SSL (Secure Sockets Layer) traffic is as much as 50 times slower than typical HTTP traffic, which has led many site administrators to make the Faustian choice of streamlining the delivery of their content instead of securing it.
Three small vendors, Andes Networks Inc., Corrent Corp. and Accelerated Encryption Processing Inc. hope to give administrators another choice this week when they unveil new dedicated chips. The chips can handle SSL traffic up to 10 times faster and can support nearly 10 times as many concurrent SSL sessions as existing processors.
Customers said this kind of performance will vastly expand the number and variety of applications theyre able to offer over the Web.
“It really looks like this will help speed the uptake of secure digital content,” said Steve Baker, president and CEO of Chrysalis-ITS Inc., an Ottawa-based company that is working to integrate Andes Zoo chip into its key-management hardware appliances. “This sets a new high-water mark for performance.”
Slow transmission rates are tolerated now only because SSL is used mainly for consumer applications such as online shopping and home banking.
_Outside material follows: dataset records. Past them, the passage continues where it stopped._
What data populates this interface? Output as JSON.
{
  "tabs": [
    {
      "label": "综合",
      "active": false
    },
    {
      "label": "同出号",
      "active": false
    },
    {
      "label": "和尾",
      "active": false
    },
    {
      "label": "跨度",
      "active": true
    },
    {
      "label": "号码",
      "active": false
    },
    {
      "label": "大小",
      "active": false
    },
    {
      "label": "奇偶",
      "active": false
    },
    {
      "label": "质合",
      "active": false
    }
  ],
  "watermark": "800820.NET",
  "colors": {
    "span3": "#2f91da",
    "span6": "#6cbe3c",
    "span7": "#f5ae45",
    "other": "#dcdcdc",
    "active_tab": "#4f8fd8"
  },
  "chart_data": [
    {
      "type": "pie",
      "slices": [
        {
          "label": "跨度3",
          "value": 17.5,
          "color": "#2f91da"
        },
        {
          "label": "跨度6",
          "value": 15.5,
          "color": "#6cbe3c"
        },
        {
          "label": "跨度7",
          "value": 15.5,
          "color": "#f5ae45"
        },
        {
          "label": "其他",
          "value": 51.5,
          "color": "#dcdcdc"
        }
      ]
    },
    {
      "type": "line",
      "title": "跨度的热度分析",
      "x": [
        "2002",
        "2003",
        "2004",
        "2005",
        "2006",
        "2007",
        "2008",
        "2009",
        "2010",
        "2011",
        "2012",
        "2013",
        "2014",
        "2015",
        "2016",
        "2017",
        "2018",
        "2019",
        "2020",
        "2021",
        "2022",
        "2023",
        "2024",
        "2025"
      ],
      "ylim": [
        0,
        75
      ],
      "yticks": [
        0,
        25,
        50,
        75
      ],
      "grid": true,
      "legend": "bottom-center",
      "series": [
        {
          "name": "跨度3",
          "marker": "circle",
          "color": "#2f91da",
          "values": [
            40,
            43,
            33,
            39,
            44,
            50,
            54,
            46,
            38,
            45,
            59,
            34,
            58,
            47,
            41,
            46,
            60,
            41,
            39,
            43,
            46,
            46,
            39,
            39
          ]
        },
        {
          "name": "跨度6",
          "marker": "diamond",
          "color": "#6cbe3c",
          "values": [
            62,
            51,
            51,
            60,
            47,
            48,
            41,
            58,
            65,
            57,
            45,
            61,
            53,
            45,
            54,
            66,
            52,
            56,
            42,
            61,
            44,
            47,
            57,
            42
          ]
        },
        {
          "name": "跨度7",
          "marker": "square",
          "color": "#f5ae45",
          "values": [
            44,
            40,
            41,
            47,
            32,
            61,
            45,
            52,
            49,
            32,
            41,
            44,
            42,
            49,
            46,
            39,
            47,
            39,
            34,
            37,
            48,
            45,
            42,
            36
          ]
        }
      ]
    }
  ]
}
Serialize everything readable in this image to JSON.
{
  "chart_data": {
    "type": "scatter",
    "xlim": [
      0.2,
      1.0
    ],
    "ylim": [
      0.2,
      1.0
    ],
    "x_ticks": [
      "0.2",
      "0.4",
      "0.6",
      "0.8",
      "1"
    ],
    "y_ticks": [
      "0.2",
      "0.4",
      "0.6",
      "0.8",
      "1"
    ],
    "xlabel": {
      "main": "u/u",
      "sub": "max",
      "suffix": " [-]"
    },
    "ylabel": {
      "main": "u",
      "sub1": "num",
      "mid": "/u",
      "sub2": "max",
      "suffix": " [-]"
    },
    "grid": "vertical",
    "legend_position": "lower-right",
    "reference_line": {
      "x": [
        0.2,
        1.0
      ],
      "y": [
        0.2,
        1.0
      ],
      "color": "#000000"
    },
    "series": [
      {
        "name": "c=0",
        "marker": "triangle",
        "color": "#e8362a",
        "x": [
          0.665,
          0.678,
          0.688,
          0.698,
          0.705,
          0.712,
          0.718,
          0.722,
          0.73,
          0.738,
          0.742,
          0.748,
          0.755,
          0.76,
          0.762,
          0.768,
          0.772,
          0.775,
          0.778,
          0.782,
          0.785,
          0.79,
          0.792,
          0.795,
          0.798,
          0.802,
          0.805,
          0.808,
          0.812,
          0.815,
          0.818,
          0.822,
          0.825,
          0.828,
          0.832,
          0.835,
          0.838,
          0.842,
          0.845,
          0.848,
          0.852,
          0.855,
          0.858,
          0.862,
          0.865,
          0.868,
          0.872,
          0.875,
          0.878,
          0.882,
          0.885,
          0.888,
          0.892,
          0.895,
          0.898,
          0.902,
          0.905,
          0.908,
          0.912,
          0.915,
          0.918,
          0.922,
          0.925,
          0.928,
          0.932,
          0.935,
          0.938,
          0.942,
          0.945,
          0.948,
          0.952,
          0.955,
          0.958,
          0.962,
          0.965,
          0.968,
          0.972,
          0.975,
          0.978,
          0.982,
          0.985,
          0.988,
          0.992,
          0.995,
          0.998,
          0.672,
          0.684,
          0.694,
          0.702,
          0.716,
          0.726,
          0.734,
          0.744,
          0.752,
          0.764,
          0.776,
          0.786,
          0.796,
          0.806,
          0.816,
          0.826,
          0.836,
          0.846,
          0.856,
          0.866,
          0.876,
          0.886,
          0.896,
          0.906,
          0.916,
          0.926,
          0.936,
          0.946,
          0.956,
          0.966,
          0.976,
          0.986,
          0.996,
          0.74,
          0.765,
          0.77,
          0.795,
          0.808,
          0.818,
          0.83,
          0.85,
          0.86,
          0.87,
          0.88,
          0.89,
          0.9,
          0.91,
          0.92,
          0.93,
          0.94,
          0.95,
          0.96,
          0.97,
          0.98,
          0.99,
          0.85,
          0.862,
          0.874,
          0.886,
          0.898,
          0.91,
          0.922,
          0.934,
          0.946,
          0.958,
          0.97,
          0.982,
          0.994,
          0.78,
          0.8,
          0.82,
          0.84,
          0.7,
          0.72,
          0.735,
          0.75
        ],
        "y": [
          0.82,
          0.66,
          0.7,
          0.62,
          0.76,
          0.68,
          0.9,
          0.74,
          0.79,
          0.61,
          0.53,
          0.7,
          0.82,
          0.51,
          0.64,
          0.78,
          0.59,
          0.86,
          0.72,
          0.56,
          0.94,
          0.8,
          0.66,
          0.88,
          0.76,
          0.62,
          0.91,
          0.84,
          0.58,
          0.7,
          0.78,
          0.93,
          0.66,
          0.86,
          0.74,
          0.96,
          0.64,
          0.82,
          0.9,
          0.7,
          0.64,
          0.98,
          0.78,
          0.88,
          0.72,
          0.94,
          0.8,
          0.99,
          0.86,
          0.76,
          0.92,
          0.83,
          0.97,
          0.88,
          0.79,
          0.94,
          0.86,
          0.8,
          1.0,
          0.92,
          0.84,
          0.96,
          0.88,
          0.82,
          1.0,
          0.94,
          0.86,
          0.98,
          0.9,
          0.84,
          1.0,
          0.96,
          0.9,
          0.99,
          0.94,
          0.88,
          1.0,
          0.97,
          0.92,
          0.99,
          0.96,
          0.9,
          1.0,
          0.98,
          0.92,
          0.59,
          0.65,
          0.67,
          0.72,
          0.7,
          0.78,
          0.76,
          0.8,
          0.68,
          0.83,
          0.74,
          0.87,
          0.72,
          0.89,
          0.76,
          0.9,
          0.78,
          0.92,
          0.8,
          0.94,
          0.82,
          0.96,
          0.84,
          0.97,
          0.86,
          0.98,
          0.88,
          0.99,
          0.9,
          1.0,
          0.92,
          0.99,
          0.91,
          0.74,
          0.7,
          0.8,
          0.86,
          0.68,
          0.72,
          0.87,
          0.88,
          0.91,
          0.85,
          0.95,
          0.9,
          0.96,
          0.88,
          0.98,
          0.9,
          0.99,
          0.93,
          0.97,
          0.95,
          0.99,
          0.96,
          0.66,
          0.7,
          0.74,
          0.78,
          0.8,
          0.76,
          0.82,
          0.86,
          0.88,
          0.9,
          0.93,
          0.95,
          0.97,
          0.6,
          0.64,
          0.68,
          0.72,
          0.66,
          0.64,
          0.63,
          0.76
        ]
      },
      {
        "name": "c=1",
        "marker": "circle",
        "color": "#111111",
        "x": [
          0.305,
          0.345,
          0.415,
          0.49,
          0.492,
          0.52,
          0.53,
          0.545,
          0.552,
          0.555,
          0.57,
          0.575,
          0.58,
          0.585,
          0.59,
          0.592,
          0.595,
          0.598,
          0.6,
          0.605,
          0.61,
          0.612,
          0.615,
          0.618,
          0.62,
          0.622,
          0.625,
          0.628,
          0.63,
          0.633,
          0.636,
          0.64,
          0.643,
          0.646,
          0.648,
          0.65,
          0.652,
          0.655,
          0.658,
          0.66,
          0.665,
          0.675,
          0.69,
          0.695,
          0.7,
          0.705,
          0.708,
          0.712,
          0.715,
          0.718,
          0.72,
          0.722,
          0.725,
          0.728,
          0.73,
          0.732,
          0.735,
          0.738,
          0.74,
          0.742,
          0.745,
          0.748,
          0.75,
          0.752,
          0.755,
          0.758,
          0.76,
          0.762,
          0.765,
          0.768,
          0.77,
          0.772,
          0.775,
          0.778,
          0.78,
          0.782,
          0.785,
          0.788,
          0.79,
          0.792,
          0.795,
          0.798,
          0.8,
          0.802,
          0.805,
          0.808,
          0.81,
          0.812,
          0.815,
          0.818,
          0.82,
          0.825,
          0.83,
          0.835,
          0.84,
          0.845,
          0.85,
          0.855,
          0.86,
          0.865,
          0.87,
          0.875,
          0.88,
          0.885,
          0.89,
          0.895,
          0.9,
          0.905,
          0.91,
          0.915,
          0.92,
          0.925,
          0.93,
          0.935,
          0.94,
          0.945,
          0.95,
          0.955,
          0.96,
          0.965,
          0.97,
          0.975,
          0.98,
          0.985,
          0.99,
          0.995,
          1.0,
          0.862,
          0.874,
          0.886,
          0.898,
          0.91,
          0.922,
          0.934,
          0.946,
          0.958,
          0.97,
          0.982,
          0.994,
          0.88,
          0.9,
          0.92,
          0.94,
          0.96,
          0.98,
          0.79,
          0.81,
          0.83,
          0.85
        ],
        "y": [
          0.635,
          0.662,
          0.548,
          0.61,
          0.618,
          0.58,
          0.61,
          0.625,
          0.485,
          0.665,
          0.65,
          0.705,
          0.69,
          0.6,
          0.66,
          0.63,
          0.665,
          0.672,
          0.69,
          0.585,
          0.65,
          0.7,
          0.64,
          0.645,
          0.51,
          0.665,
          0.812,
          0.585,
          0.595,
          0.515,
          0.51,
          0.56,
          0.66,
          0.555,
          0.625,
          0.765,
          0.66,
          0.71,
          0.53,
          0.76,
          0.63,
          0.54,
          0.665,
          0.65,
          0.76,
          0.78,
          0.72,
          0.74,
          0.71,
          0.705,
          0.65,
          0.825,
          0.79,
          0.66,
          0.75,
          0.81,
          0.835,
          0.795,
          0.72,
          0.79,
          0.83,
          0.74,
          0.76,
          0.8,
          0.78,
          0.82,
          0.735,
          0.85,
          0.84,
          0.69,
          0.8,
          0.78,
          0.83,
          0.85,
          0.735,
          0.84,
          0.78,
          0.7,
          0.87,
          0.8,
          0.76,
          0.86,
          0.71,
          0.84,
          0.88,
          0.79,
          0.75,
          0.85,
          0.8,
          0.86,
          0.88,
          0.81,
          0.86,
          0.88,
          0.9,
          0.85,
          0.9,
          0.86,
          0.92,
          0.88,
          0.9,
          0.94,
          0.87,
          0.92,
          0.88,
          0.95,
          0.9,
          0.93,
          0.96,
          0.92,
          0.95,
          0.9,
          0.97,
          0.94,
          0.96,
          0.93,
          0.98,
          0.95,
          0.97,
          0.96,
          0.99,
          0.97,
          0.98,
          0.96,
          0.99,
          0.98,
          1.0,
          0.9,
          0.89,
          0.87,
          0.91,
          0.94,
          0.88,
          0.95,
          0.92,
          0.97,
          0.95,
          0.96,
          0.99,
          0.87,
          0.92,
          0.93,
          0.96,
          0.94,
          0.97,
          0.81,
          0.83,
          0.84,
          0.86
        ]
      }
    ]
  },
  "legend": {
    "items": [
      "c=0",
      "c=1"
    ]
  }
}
But enterprise users accessing critical data dont have time to waste.
Right now, only 5 percent to 7 percent of traffic on the Internet is SSL-enabled, according to International Data Corp., in Framingham, Mass. That number is expected to jump to 33 percent within three years and, eventually, IDC estimates, up to 70 percent of all Web traffic will be SSL-enabled.
It is impossible for a Web server to handle that volume of encrypted traffic without severely degrading service, which is why many sites have turned to ASICs (application-specific integrated circuits) to handle their SSL traffic. However, the current generation of chips can process at most 1,500 RSA operations per second and handle about 16,000 concurrent sessions.
Andes new Zoo ASICs, unveiled last week, are capable of handling 15,000 operations per second and 128,000 concurrent sessions and will eventually scale to 1 million operations per second and nearly 19 million concurrent SSL sessions, officials said in Mountain View, Calif.
The heart of the Andes Zoo chip is its Packetized SSL architecture, which bypasses the CPU and the TCP/IP stack completely, eliminating the latency associated with current SSL transmissions.
Corrent, a San Francisco startup, and AEP, of Bray, Ireland, will both launch their chips at RSA Security Inc.s RSA Conference in San Francisco. The Corrent Socket Armor chips, which will be in production at the beginning of next year, can generate as many as 5,000 RSA keys per second and are targeted at the service provider market.
AEP, meanwhile, will unveil its AEP 1000 chip, which is part of a new PCI card and is capable of handling nearly 5,000 transactions per second.